1. Introduction


Buster Sandbox Analyzer is a tool that has been designed to analyze the behaviour of processes and the changes made to system and then evaluate if they are malware suspicious.


The changes made to system can be of several types: file system changes, registry changes and port changes.


A file system change happens when a file is created, deleted or modified. Depending of what type of file has been created (executable, library, javascript, batch, etc) and where was created (what folder) we will be able to get valuable information.


Registry changes are those changes made to Windows registry. In this case we will be able to get valuable information from the modified value keys and the new created or deleted registry keys.


Port changes are produced when a connection is done outside, to other computers, or a port is opened locally and this port starts listening for incoming connections.


From all these changes we will obtain the necessary information to evaluate the "risk" of some of the actions taken by sandboxed applications.


Watching all these operations in an easy and safe manner is possible thanks to Sandboxie (http://sandboxie.com), an excellent tool created by Ronen Tzur.


Even if Buster Sandbox Analyzer´s main goal is to evaluate if sandboxed processes have a malware behaviour, the tool can be used also to simply obtain a list of changes made to system, so if you install a software you will know exactly what installs and where.


Additionally apart of system changes we can consider other actions as malware suspicious: keyboard logging, end the Windows session, load a driver, start a service, connect to Internet, etc.


All the above operations can be considered as not malicious but if they are performed when it´s not expected, that´s something we must take in consideration. Therefore it´s not only important to consider what actions are performed. It´s also important to consider if it´s reasonable certain actions are performed.


Buster Sandbox Analyzer is freeware. If you like this software, please, buy a license of Sandboxie.


Actually there are web services, software and hardware doing the same task than Buster Sandbox Analyzer.


Web services:


http://www.joesecurity.org/

(Joebox)

http://anubis.iseclab.org

(Anubis)


http://www.norman.com/security_center/security_tools/submit_file

(Norman)

http://www.gfi.com/malware-analysis-tool/

(GFI Sandbox)


http://www.threatexpert.com

(Threat Expert)


http://camas.comodo.com/cgi-bin/submit

(Comodo Instant Malware Analysis)


http://www.xandora.net/cloudantivirus/

(Autovin - Automated Tools for Virus Incidents)

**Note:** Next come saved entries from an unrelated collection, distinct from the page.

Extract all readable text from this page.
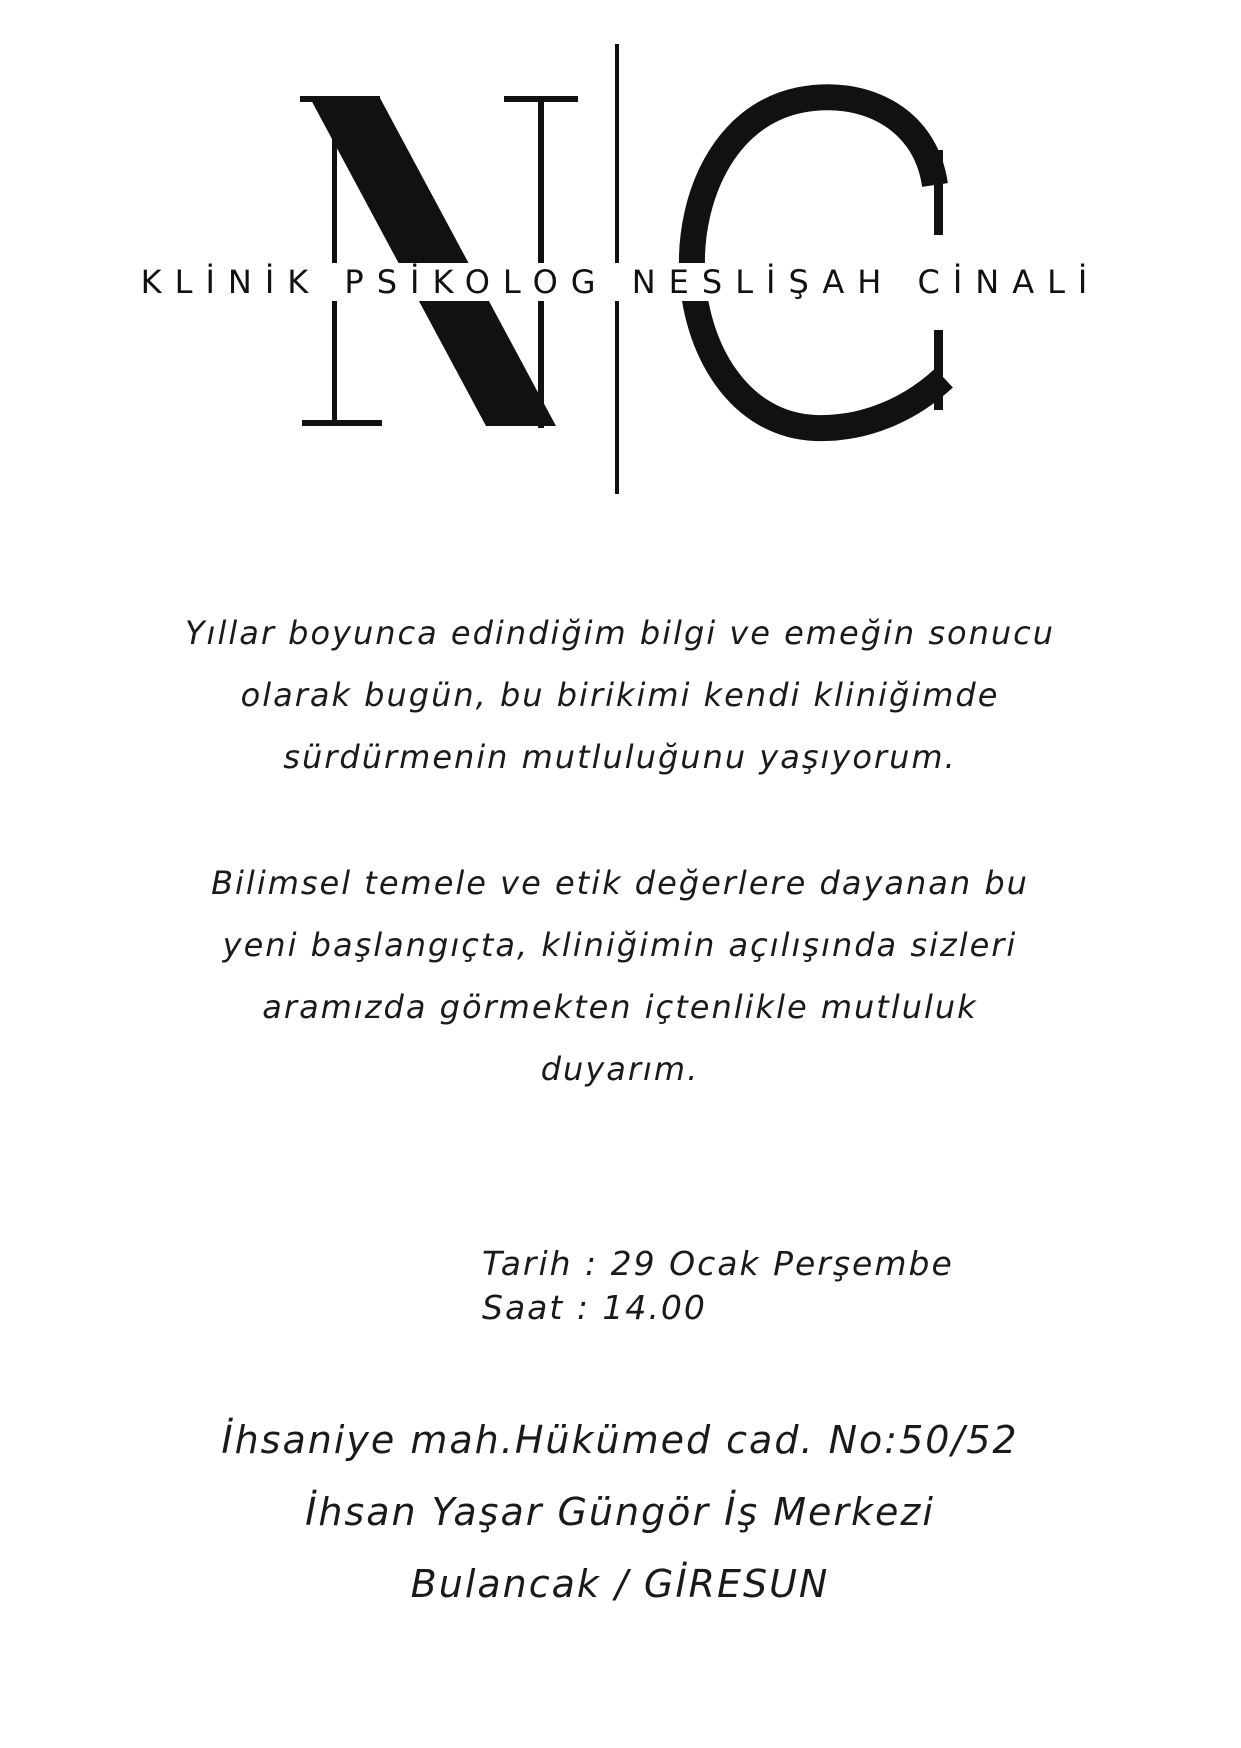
KLİNİK PSİKOLOG NESLİŞAH CİNALİ
Yıllar boyunca edindiğim bilgi ve emeğin sonucu
olarak bugün, bu birikimi kendi kliniğimde
sürdürmenin mutluluğunu yaşıyorum.
Bilimsel temele ve etik değerlere dayanan bu
yeni başlangıçta, kliniğimin açılışında sizleri
aramızda görmekten içtenlikle mutluluk
duyarım.
Tarih : 29 Ocak Perşembe
Saat : 14.00
İhsaniye mah.Hükümed cad. No:50/52
İhsan Yaşar Güngör İş Merkezi
Bulancak / GİRESUN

https://aerie.cs.berkeley.edu/

(BitBlaze Malware Analysis Service - Offline)


http://eureka.cyber-ta.org/

(EUREKA Malware Analysis)


http://www.xandora.net/xangui/

(Suspicious File Analyzer)


http://malbox.xjtu.edu.cn/

(Malbox)


http://vicheck.ca/

(ViCheck)


http://netscty.com/Services/Sandbox

(Network Security Investigations)


http://www.malwr.com/

(Cuckoo)


https://www.codexsolution.com/soluciones/products/codex-malware- analyzer/submit-sample

(Jambo)



Malware analyzing software:


http://www.cuckoobox.org/

(Cuckoo)


http://www.norman.com/enterprise/all_products/malware_analyzer/

norman_sandbox_analyzer

(Norman Sandbox Analyzer)


http://cert.at/downloads/software/minibis_en.html

(Minibis)


http://zerowine.sourceforge.net

(Zero Wine)


http://zerowine-tryout.sourceforge.net/

(Zero Wine Tryouts)


http://www.malwareanalyser.com/home/

(Malware Analyser)



Malware analyzing hardware:


http://www.validedge.com/

(validEDGE)



Web services are free of charge and can be used publicly.


Zero Wine is an open source project but it has been abandoned.


Zero Wine Tryouts is a resumed version of Zero Wine.


Minibis has not been updated since 2011-06.01 .


Norman Sandbox Analyzer is a professional malware analyzer and it´s oriented to professionals due the price of the product. The same happens with validEDGE and GFI Sandbox. Joe Sandbox is also paid software.